I suspect some of the worst lovers I’ve had over the years had porn problems. Which often involved sexual dysfunction as far as issues with erectile dysfunction related to porn addiction or premature release.

Even assume their equipment is in working order. I’ve suspected that it’s those more addicted to porn that are outta touch with sex. I mean obviously some of sex is just attraction, preferences etc. Of course. But some of it is just understanding and reading a room. Having basic instincts. I sorta think porn for porn addicts can sort of misguide them. Not just with being out of touch on what feels the best and being engaged in a moment naturally and organically. But some of them get so far gone into it that they can’t even get off in the moment without trying to re-enact fantasy.

Porn can obviously be arousing. I certainly do watch porn sometimes. But I separate rubbing a quick one out, from getting obsessive and getting what I call porn brain. There’s of course something here or there that can add. Whether it’s co watching with someone or something that looks arousing.

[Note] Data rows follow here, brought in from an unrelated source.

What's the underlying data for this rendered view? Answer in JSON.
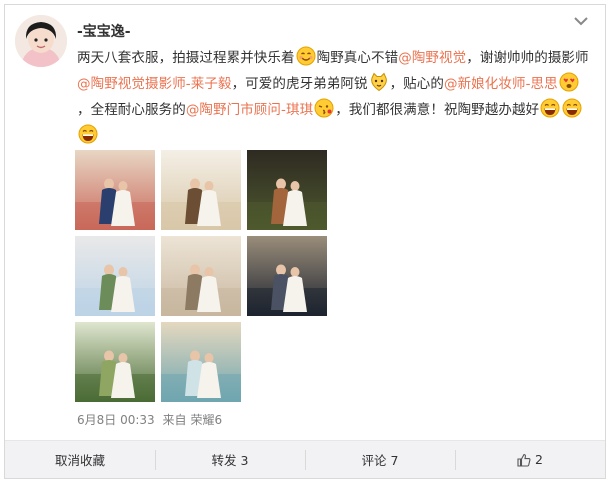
{
  "post": {
    "username": "-宝宝逸-",
    "text_segments": [
      {
        "type": "text",
        "value": "两天八套衣服，拍摄过程累并快乐着"
      },
      {
        "type": "emoji",
        "name": "smile-emoji"
      },
      {
        "type": "text",
        "value": "陶野真心不错"
      },
      {
        "type": "mention",
        "value": "@陶野视觉"
      },
      {
        "type": "text",
        "value": "，谢谢帅帅的摄影师"
      },
      {
        "type": "mention",
        "value": "@陶野视觉摄影师-莱子毅"
      },
      {
        "type": "text",
        "value": "，可爱的虎牙弟弟阿锐"
      },
      {
        "type": "emoji",
        "name": "cat-emoji"
      },
      {
        "type": "text",
        "value": "，贴心的"
      },
      {
        "type": "mention",
        "value": "@新娘化妆师-思思"
      },
      {
        "type": "emoji",
        "name": "love-emoji"
      },
      {
        "type": "text",
        "value": "，全程耐心服务的"
      },
      {
        "type": "mention",
        "value": "@陶野门市顾问-琪琪"
      },
      {
        "type": "emoji",
        "name": "kiss-emoji"
      },
      {
        "type": "text",
        "value": "，我们都很满意！祝陶野越办越好"
      },
      {
        "type": "emoji",
        "name": "laugh-emoji"
      },
      {
        "type": "emoji",
        "name": "laugh-emoji"
      },
      {
        "type": "emoji",
        "name": "laugh-emoji"
      }
    ],
    "photos": [
      {
        "name": "photo-couple-red-wall",
        "palette": [
          "#c9685a",
          "#2a3f6e",
          "#e8d6c4"
        ]
      },
      {
        "name": "photo-couple-indoor-sofa",
        "palette": [
          "#d8c7a8",
          "#6b4e34",
          "#f4efe6"
        ]
      },
      {
        "name": "photo-couple-garden-steps",
        "palette": [
          "#4e5a2e",
          "#a2653c",
          "#2e2a22"
        ]
      },
      {
        "name": "photo-couple-palace-garden",
        "palette": [
          "#bcd3e6",
          "#6c8d5a",
          "#e9e9e9"
        ]
      },
      {
        "name": "photo-couple-columns",
        "palette": [
          "#c8b79f",
          "#8d7a63",
          "#ede4d6"
        ]
      },
      {
        "name": "photo-couple-night-street",
        "palette": [
          "#1e2430",
          "#4a5264",
          "#9a8d7a"
        ]
      },
      {
        "name": "photo-couple-forest-lawn",
        "palette": [
          "#4b6b35",
          "#8fa662",
          "#dfe6cf"
        ]
      },
      {
        "name": "photo-couple-beach",
        "palette": [
          "#6fa6b0",
          "#cfe3e6",
          "#e4d8bf"
        ]
      }
    ],
    "date": "6月8日 00:33",
    "source_prefix": "来自",
    "source": "荣耀6"
  },
  "actions": {
    "favorite": "取消收藏",
    "repost": "转发 3",
    "comment": "评论 7",
    "like": "2"
  },
  "colors": {
    "mention": "#eb7350",
    "text": "#333333",
    "meta": "#808080",
    "action_bar_bg": "#f2f2f5"
  }
}
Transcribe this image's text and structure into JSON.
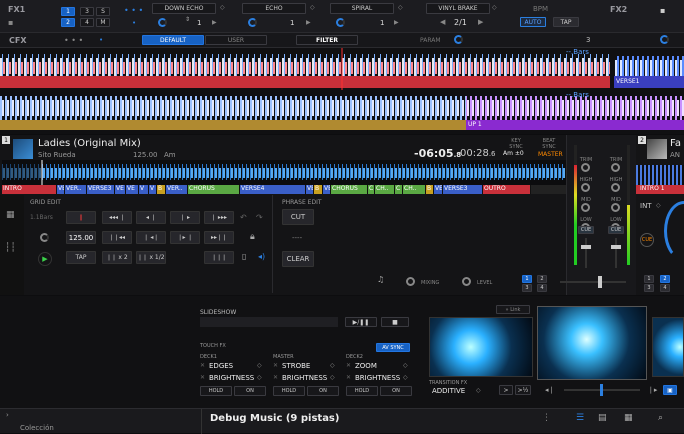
{
  "fx1": {
    "title": "FX1",
    "slots": [
      "1",
      "2",
      "3",
      "4",
      "S",
      "M"
    ],
    "dots": "• • •",
    "effects": [
      {
        "name": "DOWN ECHO",
        "value": "1"
      },
      {
        "name": "ECHO",
        "value": "1"
      },
      {
        "name": "SPIRAL",
        "value": "1"
      }
    ],
    "vinyl": "VINYL BRAKE",
    "beat": "2/1",
    "bpm_label": "BPM",
    "auto": "AUTO",
    "tap": "TAP"
  },
  "fx2": {
    "title": "FX2"
  },
  "cfx": {
    "title": "CFX",
    "dots": "• • •",
    "default": "DEFAULT",
    "user": "USER",
    "filter": "FILTER",
    "param": "PARAM",
    "num": "3"
  },
  "overview": {
    "bars_label1": "--.Bars",
    "bars_label2": "--.Bars",
    "marker1": "VERSE1",
    "marker2": "UP 1"
  },
  "deck1": {
    "num": "1",
    "title": "Ladies (Original Mix)",
    "artist": "Sito Rueda",
    "bpm": "125.00",
    "key": "Am",
    "key_sync_label": "KEY SYNC",
    "key_sync_val": "Am",
    "key_sync_offset": "±0",
    "beat_sync_label": "BEAT SYNC",
    "master": "MASTER",
    "remain": "-06:05",
    "remain_dec": ".8",
    "elapsed": "00:28",
    "elapsed_dec": ".6",
    "phrases": [
      {
        "t": "INTRO",
        "c": "#c8303a",
        "w": 55
      },
      {
        "t": "VE",
        "c": "#3a5fc8",
        "w": 8
      },
      {
        "t": "VER..",
        "c": "#3a5fc8",
        "w": 22
      },
      {
        "t": "VERSE3",
        "c": "#3a5fc8",
        "w": 28
      },
      {
        "t": "VE",
        "c": "#3a5fc8",
        "w": 11
      },
      {
        "t": "VE",
        "c": "#3a5fc8",
        "w": 13
      },
      {
        "t": "V",
        "c": "#3a5fc8",
        "w": 10
      },
      {
        "t": "V",
        "c": "#3a5fc8",
        "w": 8
      },
      {
        "t": "B",
        "c": "#c8a020",
        "w": 9
      },
      {
        "t": "VER..",
        "c": "#3a5fc8",
        "w": 22
      },
      {
        "t": "CHORUS",
        "c": "#5aa843",
        "w": 52
      },
      {
        "t": "VERSE4",
        "c": "#3a5fc8",
        "w": 66
      },
      {
        "t": "VE",
        "c": "#3a5fc8",
        "w": 8
      },
      {
        "t": "B",
        "c": "#c8a020",
        "w": 9
      },
      {
        "t": "VE",
        "c": "#3a5fc8",
        "w": 8
      },
      {
        "t": "CHORUS",
        "c": "#5aa843",
        "w": 37
      },
      {
        "t": "C",
        "c": "#5aa843",
        "w": 7
      },
      {
        "t": "CH..",
        "c": "#5aa843",
        "w": 20
      },
      {
        "t": "C",
        "c": "#5aa843",
        "w": 8
      },
      {
        "t": "CH..",
        "c": "#5aa843",
        "w": 23
      },
      {
        "t": "B",
        "c": "#c8a020",
        "w": 8
      },
      {
        "t": "VE",
        "c": "#3a5fc8",
        "w": 9
      },
      {
        "t": "VERSE3",
        "c": "#3a5fc8",
        "w": 40
      },
      {
        "t": "OUTRO",
        "c": "#c8303a",
        "w": 48
      }
    ]
  },
  "grid": {
    "title": "GRID EDIT",
    "bars": "1.1Bars",
    "bpm": "125.00",
    "tap": "TAP",
    "x2": "x 2",
    "half": "x 1/2"
  },
  "phrase": {
    "title": "PHRASE EDIT",
    "cut": "CUT",
    "dash": "----",
    "clear": "CLEAR"
  },
  "mixer": {
    "trim": "TRIM",
    "hi": "HIGH",
    "mid": "MID",
    "low": "LOW",
    "cue": "CUE",
    "cue_btn": "CUE",
    "mixing": "MIXING",
    "level": "LEVEL"
  },
  "deck2": {
    "num": "2",
    "title": "Fa",
    "artist": "AN",
    "intro": "INTRO 1",
    "int": "INT"
  },
  "slideshow": {
    "title": "SLIDESHOW"
  },
  "touchfx": {
    "title": "TOUCH FX",
    "av_sync": "AV SYNC",
    "deck1_label": "DECK1",
    "master_label": "MASTER",
    "deck2_label": "DECK2",
    "fx": [
      {
        "a": "EDGES",
        "b": "BRIGHTNESS"
      },
      {
        "a": "STROBE",
        "b": "BRIGHTNESS"
      },
      {
        "a": "ZOOM",
        "b": "BRIGHTNESS"
      }
    ],
    "hold": "HOLD",
    "on": "ON"
  },
  "transition": {
    "label": "TRANSITION FX",
    "value": "ADDITIVE"
  },
  "video": {
    "link": "» Link"
  },
  "library": {
    "title": "Debug Music (9 pistas)",
    "side": "Colección"
  },
  "colors": {
    "accent": "#1a6bd6",
    "deck1_wave": "#e0404a",
    "deck2_wave": "#5a8cff"
  }
}
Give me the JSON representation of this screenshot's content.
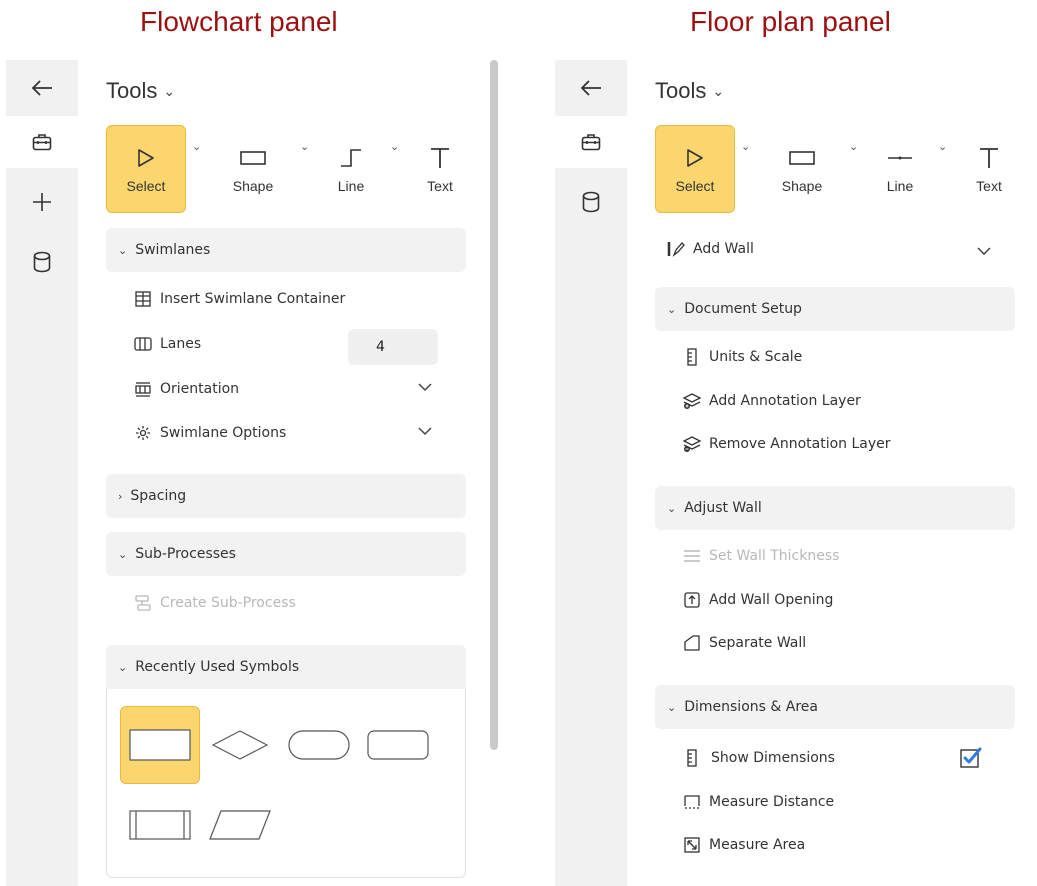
{
  "headings": {
    "left": "Flowchart panel",
    "right": "Floor plan panel"
  },
  "flowchart": {
    "tools_title": "Tools",
    "tools": [
      {
        "label": "Select",
        "icon": "pointer-icon",
        "active": true
      },
      {
        "label": "Shape",
        "icon": "rectangle-icon"
      },
      {
        "label": "Line",
        "icon": "elbow-line-icon"
      },
      {
        "label": "Text",
        "icon": "text-icon"
      }
    ],
    "swimlanes": {
      "title": "Swimlanes",
      "insert": "Insert Swimlane Container",
      "lanes": "Lanes",
      "lanes_value": "4",
      "orientation": "Orientation",
      "options": "Swimlane Options"
    },
    "spacing": {
      "title": "Spacing"
    },
    "subprocesses": {
      "title": "Sub-Processes",
      "create": "Create Sub-Process"
    },
    "recent": {
      "title": "Recently Used Symbols"
    }
  },
  "floorplan": {
    "tools_title": "Tools",
    "tools": [
      {
        "label": "Select",
        "icon": "pointer-icon",
        "active": true
      },
      {
        "label": "Shape",
        "icon": "rectangle-icon"
      },
      {
        "label": "Line",
        "icon": "line-icon"
      },
      {
        "label": "Text",
        "icon": "text-icon"
      }
    ],
    "add_wall": "Add Wall",
    "document_setup": {
      "title": "Document Setup",
      "units": "Units & Scale",
      "add_layer": "Add Annotation Layer",
      "remove_layer": "Remove Annotation Layer"
    },
    "adjust_wall": {
      "title": "Adjust Wall",
      "thickness": "Set Wall Thickness",
      "opening": "Add Wall Opening",
      "separate": "Separate Wall"
    },
    "dimensions": {
      "title": "Dimensions & Area",
      "show": "Show Dimensions",
      "show_checked": true,
      "measure_distance": "Measure Distance",
      "measure_area": "Measure Area"
    }
  }
}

Personally I think most of the things that I’m better at with sex do not come from porn.

Let me just say I’m also speaking as someone who has web cammed on and off over the years. Just because a naked woman panders to someone’s fetish doesn’t mean that’s what gets them off. I think more porn addicts need to distinguish the difference. Between porn stars pandering to audiences vs what real live people enjoy the most.